How hackers negotiated with UCSF for $1M+ ransom: 5 things to know  

Ransomware gang Netwalker attacked the University of California San Francisco medical school's computer systems June 1, initially demanding a $3 million ransom, according to BBC News.  

After negotiations with Netwalker, UCSF paid $1.14 million in ransom to unlock the servers and data the hackers encrypted.

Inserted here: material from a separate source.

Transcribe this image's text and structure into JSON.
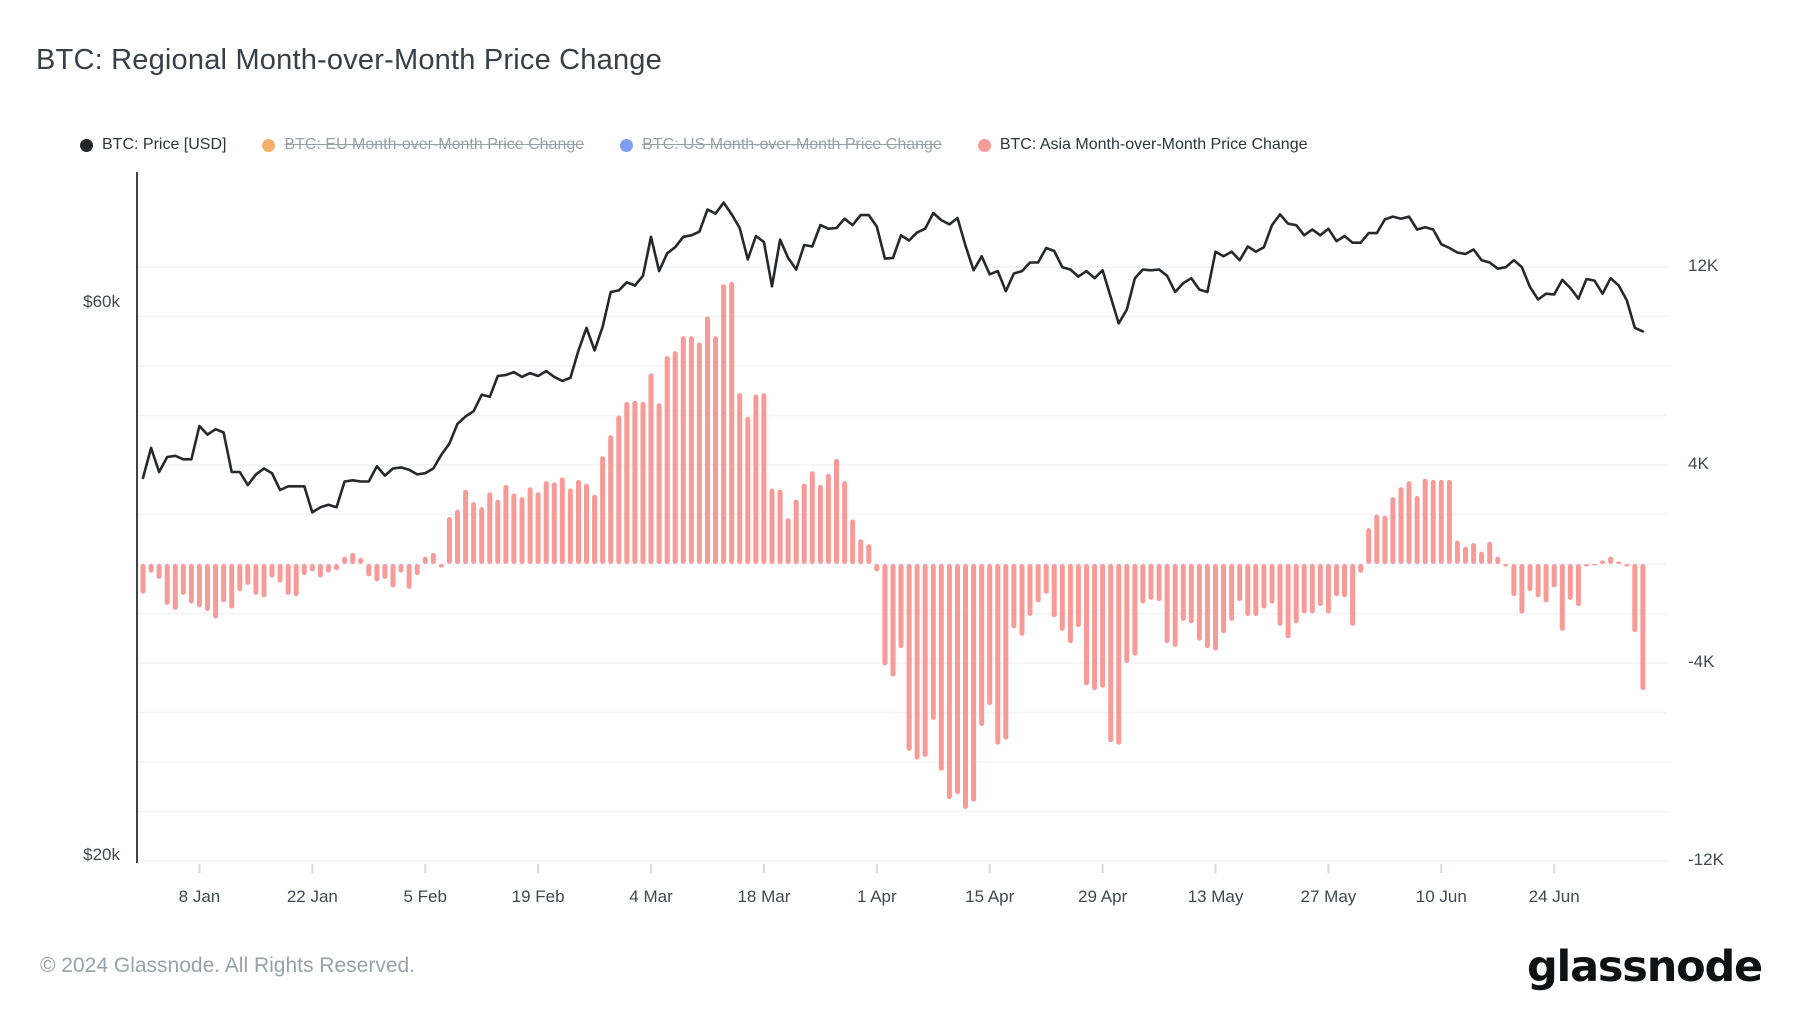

Due to an anonymous tip, BBC News was able to follow the negotiations between UCSF and Netwalker in a live chat on the dark web. 

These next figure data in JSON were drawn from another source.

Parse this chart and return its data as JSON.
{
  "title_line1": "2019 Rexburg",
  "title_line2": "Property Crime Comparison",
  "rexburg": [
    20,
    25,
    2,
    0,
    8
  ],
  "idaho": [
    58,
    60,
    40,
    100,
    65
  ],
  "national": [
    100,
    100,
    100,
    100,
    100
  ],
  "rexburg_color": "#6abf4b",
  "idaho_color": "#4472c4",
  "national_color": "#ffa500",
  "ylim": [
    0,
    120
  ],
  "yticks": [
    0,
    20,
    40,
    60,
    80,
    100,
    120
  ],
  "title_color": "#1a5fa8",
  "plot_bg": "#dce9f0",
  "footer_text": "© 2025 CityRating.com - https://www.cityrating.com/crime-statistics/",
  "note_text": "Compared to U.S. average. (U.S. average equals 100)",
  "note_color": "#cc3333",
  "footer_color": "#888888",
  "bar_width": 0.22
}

When it comes to paying ransoms, cybersecurity expert Jan Op Gen Oorth from Europol said victims should not pay because it encourages criminals to continue inflicting ransomware on others, while Brett Callow, a threat analyst at cybersecurity company Emsisoft said that "organizations in this situation are without a good option." 

Five things to know about Netwalker's dark website and how it negotiates with victims: 

1. The website resembles a "standard customer-service website" and features a frequently asked questions tab, a live chat option and a "free" sample of its software. 

2. The website includes a countdown timer that ticks down to a time when Netwalker either deletes the data they infected with malware or doubles the price of the ransom. 

3. UCSF was instructed to log in to Netwalker's website for negotiations either by email or a ransom note left on the hacked computer screens. After a day of negotiations on June 5, UCSF made a final offer of $1.14 million and the next day transferred the amount in bitcoin to Netwalker's electronic wallets. 

4. UCSF told BBC News that it paid the ransom because "the data that was encrypted is important to some of the academic work we pursue as a university serving the public good," adding, "It would be a mistake to assume that all of the statements and claims made in the negotiations are factually accurate." 

5. Most ransomware attacks start through email phishing, and research suggests that cyber criminals are using tools that gain access to systems via a single download.